Tuesday 28 March 2017

Profits tumble by 36pc at Hermitage Clinic

Picture posed
Picture posed

Gordon Deegan

Pre-tax profits at the private health clinic co-owned by businessmen Sean Mulryan and Larry Goodman decreased last year by 36pc to €1.9m.

According to new accounts filed by the Hermitage Clinic Ltd, the clinic last year sustained the drop in profits in spite of revenues increasing by 10pc from €56.95m to €63m. The 101-bed private hospital is situated at Lucan in west Dublin and numbers employed by the company last year increased from 389 to 406, with staff costs totalling €21.9m.

According to the directors' report, "during the year, the hospital continued to suffer further price reductions from health insurers and other purchasers.
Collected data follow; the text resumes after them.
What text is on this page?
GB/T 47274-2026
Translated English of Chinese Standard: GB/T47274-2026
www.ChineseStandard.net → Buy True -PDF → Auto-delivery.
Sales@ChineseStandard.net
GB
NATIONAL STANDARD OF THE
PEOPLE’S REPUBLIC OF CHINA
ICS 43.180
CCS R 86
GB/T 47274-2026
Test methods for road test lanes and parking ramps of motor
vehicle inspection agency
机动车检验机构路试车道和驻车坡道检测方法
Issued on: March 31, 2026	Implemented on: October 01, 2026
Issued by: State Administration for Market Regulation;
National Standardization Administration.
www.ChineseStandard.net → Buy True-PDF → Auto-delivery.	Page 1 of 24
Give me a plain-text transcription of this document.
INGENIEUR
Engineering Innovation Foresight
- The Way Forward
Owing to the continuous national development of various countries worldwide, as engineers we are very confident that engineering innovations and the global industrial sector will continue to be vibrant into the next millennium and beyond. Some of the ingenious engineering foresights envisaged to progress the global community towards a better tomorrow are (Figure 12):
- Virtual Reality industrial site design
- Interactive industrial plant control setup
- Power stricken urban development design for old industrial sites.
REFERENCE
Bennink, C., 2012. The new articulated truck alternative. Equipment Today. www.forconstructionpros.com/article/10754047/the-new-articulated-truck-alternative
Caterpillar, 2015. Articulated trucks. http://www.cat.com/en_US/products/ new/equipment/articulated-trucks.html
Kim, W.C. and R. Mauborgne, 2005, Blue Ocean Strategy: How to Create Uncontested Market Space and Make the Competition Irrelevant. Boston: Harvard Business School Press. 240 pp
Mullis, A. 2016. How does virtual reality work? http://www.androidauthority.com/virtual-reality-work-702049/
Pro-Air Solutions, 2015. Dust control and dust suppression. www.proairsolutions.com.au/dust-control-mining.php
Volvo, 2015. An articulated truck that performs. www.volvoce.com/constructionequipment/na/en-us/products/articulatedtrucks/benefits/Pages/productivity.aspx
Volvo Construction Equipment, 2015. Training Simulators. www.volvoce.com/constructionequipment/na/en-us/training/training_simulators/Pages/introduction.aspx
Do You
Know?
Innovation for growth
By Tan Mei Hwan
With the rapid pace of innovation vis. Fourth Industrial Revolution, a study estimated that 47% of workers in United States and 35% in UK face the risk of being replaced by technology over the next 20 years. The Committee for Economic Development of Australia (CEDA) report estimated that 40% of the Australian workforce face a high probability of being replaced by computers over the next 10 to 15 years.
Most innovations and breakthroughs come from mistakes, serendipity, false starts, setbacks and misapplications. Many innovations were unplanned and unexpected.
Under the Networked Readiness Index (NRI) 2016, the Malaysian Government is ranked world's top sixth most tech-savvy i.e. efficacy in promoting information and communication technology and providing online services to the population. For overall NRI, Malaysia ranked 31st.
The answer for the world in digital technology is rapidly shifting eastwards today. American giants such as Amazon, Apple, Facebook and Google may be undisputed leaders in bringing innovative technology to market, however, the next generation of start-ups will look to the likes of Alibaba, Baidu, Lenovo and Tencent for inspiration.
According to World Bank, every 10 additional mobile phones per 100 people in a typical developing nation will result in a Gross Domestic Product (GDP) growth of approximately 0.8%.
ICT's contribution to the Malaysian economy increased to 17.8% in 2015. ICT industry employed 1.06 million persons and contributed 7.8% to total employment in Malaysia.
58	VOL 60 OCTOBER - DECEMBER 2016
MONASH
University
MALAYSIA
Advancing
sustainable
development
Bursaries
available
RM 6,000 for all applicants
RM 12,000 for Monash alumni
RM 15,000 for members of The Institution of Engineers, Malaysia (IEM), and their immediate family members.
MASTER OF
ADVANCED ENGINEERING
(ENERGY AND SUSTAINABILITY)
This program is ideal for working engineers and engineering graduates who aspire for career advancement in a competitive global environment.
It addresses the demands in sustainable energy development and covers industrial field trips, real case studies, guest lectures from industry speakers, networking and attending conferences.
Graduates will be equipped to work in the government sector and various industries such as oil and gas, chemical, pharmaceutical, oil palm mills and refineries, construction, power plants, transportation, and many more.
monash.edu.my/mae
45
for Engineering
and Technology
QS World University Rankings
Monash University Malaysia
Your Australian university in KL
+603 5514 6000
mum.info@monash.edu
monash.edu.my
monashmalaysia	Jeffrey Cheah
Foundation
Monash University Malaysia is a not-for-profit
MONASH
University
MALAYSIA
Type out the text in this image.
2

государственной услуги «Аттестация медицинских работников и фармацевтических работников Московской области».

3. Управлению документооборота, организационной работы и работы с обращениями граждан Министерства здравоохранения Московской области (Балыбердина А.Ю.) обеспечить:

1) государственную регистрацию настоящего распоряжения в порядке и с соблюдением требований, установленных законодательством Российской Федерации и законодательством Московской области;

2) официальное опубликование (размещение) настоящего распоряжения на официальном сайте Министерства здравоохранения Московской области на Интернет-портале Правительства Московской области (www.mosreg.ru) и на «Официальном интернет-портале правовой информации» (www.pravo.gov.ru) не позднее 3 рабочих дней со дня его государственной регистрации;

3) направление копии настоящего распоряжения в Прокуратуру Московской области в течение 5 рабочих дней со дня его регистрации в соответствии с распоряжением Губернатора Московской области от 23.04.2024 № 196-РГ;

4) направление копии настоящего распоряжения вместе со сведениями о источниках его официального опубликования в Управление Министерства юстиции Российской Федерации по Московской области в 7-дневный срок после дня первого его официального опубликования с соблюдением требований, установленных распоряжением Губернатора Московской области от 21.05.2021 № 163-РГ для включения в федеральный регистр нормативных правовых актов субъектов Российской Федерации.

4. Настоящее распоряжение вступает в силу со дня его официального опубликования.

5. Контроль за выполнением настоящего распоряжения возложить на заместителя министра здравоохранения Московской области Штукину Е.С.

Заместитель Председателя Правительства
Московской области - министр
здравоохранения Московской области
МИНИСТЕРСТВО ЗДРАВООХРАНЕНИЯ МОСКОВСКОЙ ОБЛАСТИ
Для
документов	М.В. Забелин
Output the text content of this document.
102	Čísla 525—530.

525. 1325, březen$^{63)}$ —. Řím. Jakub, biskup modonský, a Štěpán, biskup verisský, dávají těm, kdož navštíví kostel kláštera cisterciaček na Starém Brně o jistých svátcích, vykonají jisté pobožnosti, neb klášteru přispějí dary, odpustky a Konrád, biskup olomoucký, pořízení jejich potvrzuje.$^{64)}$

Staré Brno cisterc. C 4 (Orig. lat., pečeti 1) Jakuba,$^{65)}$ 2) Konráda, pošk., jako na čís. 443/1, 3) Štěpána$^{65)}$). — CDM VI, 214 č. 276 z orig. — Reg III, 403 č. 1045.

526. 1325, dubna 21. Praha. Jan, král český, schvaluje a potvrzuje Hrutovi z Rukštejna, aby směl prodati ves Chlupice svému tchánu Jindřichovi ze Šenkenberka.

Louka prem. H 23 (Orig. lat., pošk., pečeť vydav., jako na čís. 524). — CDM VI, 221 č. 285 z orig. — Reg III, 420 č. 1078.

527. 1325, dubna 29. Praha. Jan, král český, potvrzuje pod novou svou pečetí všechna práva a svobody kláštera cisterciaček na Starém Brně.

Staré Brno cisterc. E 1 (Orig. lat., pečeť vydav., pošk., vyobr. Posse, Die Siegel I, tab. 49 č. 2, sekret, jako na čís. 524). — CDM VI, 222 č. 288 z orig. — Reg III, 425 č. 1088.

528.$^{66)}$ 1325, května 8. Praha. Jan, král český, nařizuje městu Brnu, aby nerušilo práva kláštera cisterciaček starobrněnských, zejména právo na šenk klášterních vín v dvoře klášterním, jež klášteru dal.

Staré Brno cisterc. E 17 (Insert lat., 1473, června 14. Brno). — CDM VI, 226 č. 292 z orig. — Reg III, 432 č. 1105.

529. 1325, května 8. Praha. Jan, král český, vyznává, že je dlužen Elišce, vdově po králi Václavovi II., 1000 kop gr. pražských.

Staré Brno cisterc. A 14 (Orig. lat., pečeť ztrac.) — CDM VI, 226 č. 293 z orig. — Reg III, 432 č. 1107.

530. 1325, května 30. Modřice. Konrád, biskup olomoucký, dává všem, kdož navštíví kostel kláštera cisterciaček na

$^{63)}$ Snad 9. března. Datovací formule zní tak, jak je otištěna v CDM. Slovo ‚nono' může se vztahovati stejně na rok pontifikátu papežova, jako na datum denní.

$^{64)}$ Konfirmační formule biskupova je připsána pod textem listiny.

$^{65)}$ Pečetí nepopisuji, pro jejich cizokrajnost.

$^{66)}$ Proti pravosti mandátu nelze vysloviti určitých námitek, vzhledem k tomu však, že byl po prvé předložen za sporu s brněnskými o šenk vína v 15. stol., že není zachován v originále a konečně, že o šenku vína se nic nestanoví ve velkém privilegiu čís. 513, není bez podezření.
In order to mitigate this, the hospital increased activity levels and achieved cost savings through improved efficiency and more aggressive procurement".

The directors state that the firm's shareholders have contributed €26m to the business up to the end of last year and the directors point out that they are satisfied the clinic's level of funding is adequate to support the clinic's ongoing financial requirements for the foreseeable future.

A note attached to the accounts states that "the company is expected to continue to generate profits and positive cash flows on its own account for the foreseeable future".

The firm's operating profits dropped by 21pc from €4.32m to €3.4m and a contributor to the reduced pre-tax profits was increased interest payments going from €1.33m to €1.48m.

The clinic's operating charges last year increased from €31.66m to €36.3m

The remuneration for directors last year increased from €442,558 to €453,725.

The profit last year takes account of €1.45m in non-cash depreciation costs.

The rent paid under operating leases totalled €2.4m.

Pay to temporary staff increased from €413,325 to €724,238.